Well, if there were any leaks, I would find them. Call me Thomas Kinago, Forensic Plumber!
I disposed of my personal electronics, including my precious cameras and my pocket personal appointment reminder or viewpad, as we in the Navy called it, in the thumbprint-coded safes near the entrance to the Communications Center and advanced upon my station with vigor. Sliding into my seat, I queued up the messages in order of age, and plunged into my first perusal.
To say that what she had assigned me to do sounded tedious was to suggest that space was wide and deep. Communications had its utility, certainly, not only the vital business of sending and receiving of information from HQ and other ships, including the transmission of personal messages, sources of entertainment, research, warning, translation, and a host of other functions that fell under its auspices, but I was certain that none of these functions really required my personal attention. True, I added to the quantity of messages transmitted every day throughout the Imperium, but didn’t we all? The law required that each of us maintain an Infogrid file, and add to it as personal circumstances changed. The Infogrid facilitated communication among us. And communicate we did, in prodigious quantity, sending notes, observations, jokes, comments and uplifting anecdotes. It seemed my shipmates put in their fair share of bulk to the files. I started reading them more closely.
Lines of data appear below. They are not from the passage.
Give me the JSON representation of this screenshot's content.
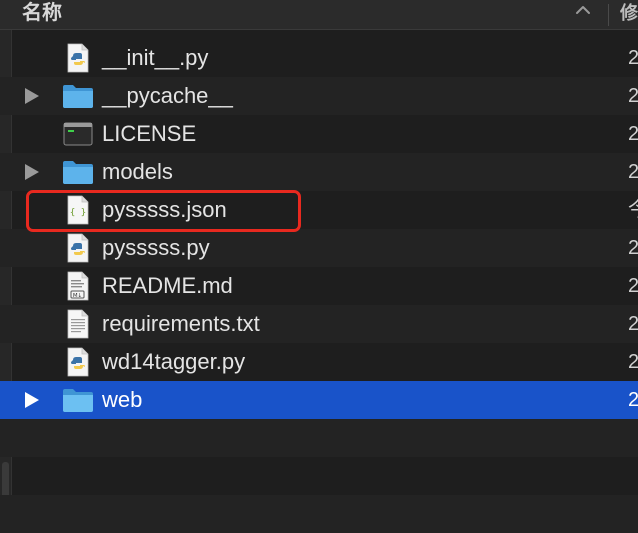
{
  "header": {
    "name_column": "名称",
    "next_column": "修"
  },
  "files": [
    {
      "name": "__init__.py",
      "icon": "python-file-icon",
      "expandable": false,
      "date": "2"
    },
    {
      "name": "__pycache__",
      "icon": "folder-icon",
      "expandable": true,
      "date": "2"
    },
    {
      "name": "LICENSE",
      "icon": "terminal-file-icon",
      "expandable": false,
      "date": "2"
    },
    {
      "name": "models",
      "icon": "folder-icon",
      "expandable": true,
      "date": "2"
    },
    {
      "name": "pysssss.json",
      "icon": "json-file-icon",
      "expandable": false,
      "date": "今"
    },
    {
      "name": "pysssss.py",
      "icon": "python-file-icon",
      "expandable": false,
      "date": "2"
    },
    {
      "name": "README.md",
      "icon": "markdown-file-icon",
      "expandable": false,
      "date": "2"
    },
    {
      "name": "requirements.txt",
      "icon": "text-file-icon",
      "expandable": false,
      "date": "2"
    },
    {
      "name": "wd14tagger.py",
      "icon": "python-file-icon",
      "expandable": false,
      "date": "2"
    },
    {
      "name": "web",
      "icon": "folder-icon",
      "expandable": true,
      "date": "2",
      "selected": true
    }
  ],
  "colors": {
    "selection": "#1953c9",
    "highlight_outline": "#e8291f",
    "folder": "#4aa3df"
  }
}
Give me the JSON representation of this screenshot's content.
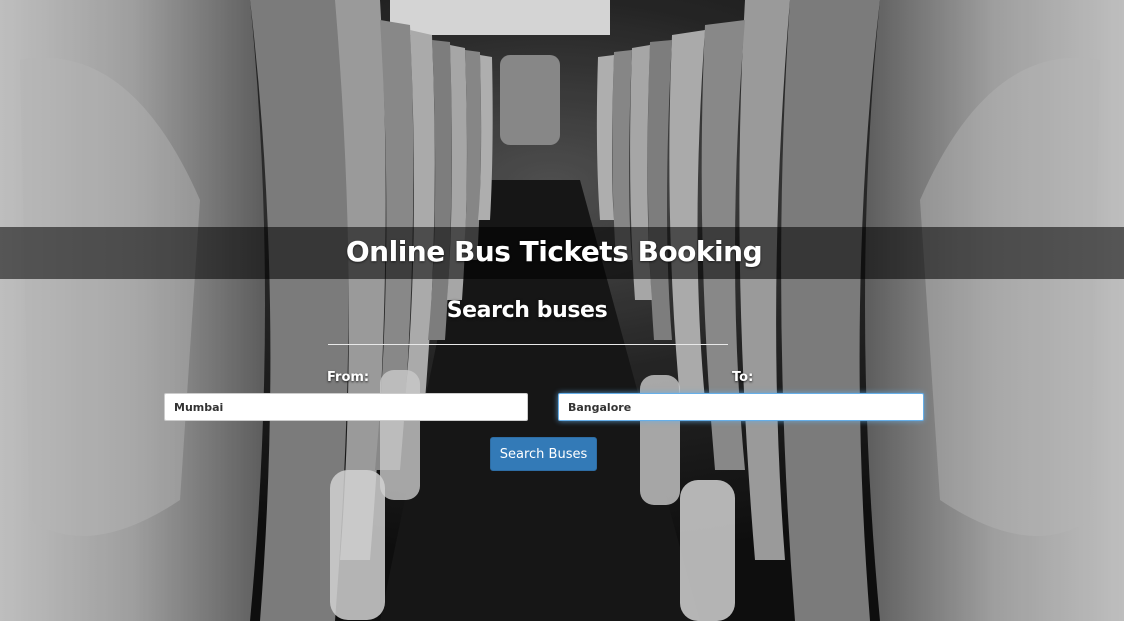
{
  "header": {
    "title": "Online Bus Tickets Booking"
  },
  "search": {
    "heading": "Search buses",
    "from_label": "From:",
    "from_value": "Mumbai",
    "to_label": "To:",
    "to_value": "Bangalore",
    "submit_label": "Search Buses"
  },
  "colors": {
    "button": "#337ab7",
    "focus_ring": "#66afe9"
  }
}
Six hours later, I could barely function under the onerous restrictions that Lieutenant Wotun had placed upon me. My head spun with the endless messages and files that I had read. My fellow crewmembers had stored so many life-threateningly funny anecdotes, stories, quizzes and puzzles that I was itching to scrawl some of the punch lines on my cuff with my own blood, if need be, against the desperate hope that I could recall the body of the jokes from those references later. One howler, that involved Geckos and the words “fire extinguisher,” was my outright favorite. It was a wonder no one had called for a medic. I’d had a terrible time suppressing my laughs and grunts of merriment, so as not to attract attention from my supervisor or fellow toilers in the fields of data. I could stand it no longer; I reached around for a stylus. My groping fingers encountered only empty desktop. I moaned.